We prefer the fragment to the saga, the ironic to the earnest, the technically dazzling to the emotionally direct. We’ve been taught that feeling is suspect, that to write with open heart is to write a “soap opera.” But Steinbeck’s legacy, and particularly the testimony of his journal, argues that the greatest technical feat is the marshaling of craft in service of a profound empathy. His prose is not sparse like Hemingway’s; it is muscular, rhythmic, at times biblical, rising to meet the scale of the tragedy it documents. It does not look away from sentiment, because the conditions of his characters’ lives were overwhelmingly, outrageously sentimental—in the true sense of the word: full of feeling.
Reading his journal, I am struck by his self-imposed isolation, the sparse room where he lived with the Joads day and night. “Unless a writer is capable of solitude, he should leave books alone and go into the theater,” he wrote. This solitude wasn’t misanthropy; it was the necessary condition for that deep listening, for the kind of attention that allows a writer to disappear into other lives. It is a solitude under constant assault today, by the psychic rent of the gig economy, by the infinite scroll of digital distraction, by a publishing ecosystem that demands the writer be a brand manager. Steinbeck worried about money, too—his journal is peppered with financial anxiety—but he protected the sanctity of the writing hours with a ferocity we might consider radical.
So, what do we do with this? We are not all Steinbeck, and our moment is not the 1930s. But the questions his process poses are timeless. What is your subject? Do you admire it? Are you writing toward that “curious warm pleasure” of honest work, or are you building a clever argument for something you don’t believe? When you are stuck, as I have been, is it because you’ve lost the thread of that honest feeling?

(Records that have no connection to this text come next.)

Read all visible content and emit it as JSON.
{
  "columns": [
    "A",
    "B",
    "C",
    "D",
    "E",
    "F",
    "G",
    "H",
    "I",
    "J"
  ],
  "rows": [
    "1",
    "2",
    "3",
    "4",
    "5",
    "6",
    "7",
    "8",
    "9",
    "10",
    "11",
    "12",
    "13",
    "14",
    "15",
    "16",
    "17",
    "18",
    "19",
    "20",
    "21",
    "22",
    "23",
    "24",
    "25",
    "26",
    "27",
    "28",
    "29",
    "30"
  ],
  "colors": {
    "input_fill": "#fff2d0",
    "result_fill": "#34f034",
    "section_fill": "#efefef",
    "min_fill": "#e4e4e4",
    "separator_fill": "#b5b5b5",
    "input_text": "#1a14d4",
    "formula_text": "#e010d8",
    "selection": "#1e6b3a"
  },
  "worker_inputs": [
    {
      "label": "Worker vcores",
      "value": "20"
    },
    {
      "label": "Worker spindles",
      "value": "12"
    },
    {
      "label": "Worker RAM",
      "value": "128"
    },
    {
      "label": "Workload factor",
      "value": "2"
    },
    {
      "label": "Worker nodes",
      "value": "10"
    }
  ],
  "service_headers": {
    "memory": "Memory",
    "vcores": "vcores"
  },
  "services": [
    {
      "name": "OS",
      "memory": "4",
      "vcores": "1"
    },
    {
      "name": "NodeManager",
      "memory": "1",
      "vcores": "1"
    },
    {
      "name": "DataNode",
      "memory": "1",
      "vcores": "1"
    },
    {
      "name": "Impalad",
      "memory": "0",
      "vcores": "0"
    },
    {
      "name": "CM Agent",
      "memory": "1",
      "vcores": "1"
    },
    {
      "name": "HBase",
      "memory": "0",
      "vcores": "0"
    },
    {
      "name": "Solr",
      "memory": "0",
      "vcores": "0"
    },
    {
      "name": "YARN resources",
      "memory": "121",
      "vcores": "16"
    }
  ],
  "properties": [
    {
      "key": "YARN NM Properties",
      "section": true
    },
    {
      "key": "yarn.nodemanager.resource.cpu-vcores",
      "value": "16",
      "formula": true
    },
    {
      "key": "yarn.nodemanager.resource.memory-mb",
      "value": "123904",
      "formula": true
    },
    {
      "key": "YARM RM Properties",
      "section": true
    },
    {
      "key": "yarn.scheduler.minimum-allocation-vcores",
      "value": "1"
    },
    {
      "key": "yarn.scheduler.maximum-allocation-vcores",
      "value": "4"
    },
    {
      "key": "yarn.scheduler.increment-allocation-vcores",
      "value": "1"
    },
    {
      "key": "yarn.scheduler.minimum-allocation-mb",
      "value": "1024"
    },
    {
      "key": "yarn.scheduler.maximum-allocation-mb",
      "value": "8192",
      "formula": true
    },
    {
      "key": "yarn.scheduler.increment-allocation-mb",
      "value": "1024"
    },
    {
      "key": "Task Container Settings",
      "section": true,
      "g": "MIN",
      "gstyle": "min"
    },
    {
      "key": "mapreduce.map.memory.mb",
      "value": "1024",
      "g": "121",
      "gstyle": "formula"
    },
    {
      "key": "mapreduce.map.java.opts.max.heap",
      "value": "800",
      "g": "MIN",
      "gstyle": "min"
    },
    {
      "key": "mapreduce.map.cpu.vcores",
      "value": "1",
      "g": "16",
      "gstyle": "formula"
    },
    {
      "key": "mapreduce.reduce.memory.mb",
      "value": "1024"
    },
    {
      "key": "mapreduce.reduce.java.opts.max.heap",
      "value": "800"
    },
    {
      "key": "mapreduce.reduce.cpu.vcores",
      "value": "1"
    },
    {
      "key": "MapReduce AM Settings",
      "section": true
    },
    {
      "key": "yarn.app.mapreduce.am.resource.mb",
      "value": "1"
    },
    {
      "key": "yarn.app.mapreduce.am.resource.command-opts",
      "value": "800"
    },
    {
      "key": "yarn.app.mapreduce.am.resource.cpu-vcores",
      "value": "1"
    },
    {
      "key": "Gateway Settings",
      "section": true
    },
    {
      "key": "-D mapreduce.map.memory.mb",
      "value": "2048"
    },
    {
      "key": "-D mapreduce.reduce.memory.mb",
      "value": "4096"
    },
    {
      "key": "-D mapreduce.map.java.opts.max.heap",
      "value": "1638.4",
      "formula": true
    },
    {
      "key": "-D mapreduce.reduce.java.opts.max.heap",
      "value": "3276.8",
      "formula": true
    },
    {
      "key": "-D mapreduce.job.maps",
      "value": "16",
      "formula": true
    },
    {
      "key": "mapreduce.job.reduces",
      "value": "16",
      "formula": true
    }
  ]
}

My notebook is open now. It is not a diary. In it, I am trying to answer Steinbeck’s unspoken challenge. I am writing not to be smart, but to be clear. Not to impress, but to connect. I am looking for the gallantry in my own field of vision, which happens to be this crowded, anxious, striving East Coast city, full of its own invisible migrations and quiet desperations. It is harder to see than the Dust Bowl, perhaps, but it is no less there.
The final lesson of Working Days is that the great works are not born great. They are built. They are the sum of daily choices: the choice to show up, the choice to scrap the dishonest page, the choice to look at the struggling world with awe rather than contempt. Steinbeck’s journal is the chronicle of those choices. It is a companion for the long haul, a voice in your ear saying, I was tired too. I was doubtful too. But I did not look away. Keep going.
"My whole work drive has been aimed at making people understand each other."
– Steinbeck
He finished his marathon on October 26, 1938, writing in the journal: “Finished this day—and I hope to God it’s good.” The rest, as they say, is history. But the history is not the point. The point is the hundred days before the finish, each one a struggle, each one a brick in the wall. The point is that it can be done. You just have to start with the truth in front of you, and the will to set it down straight.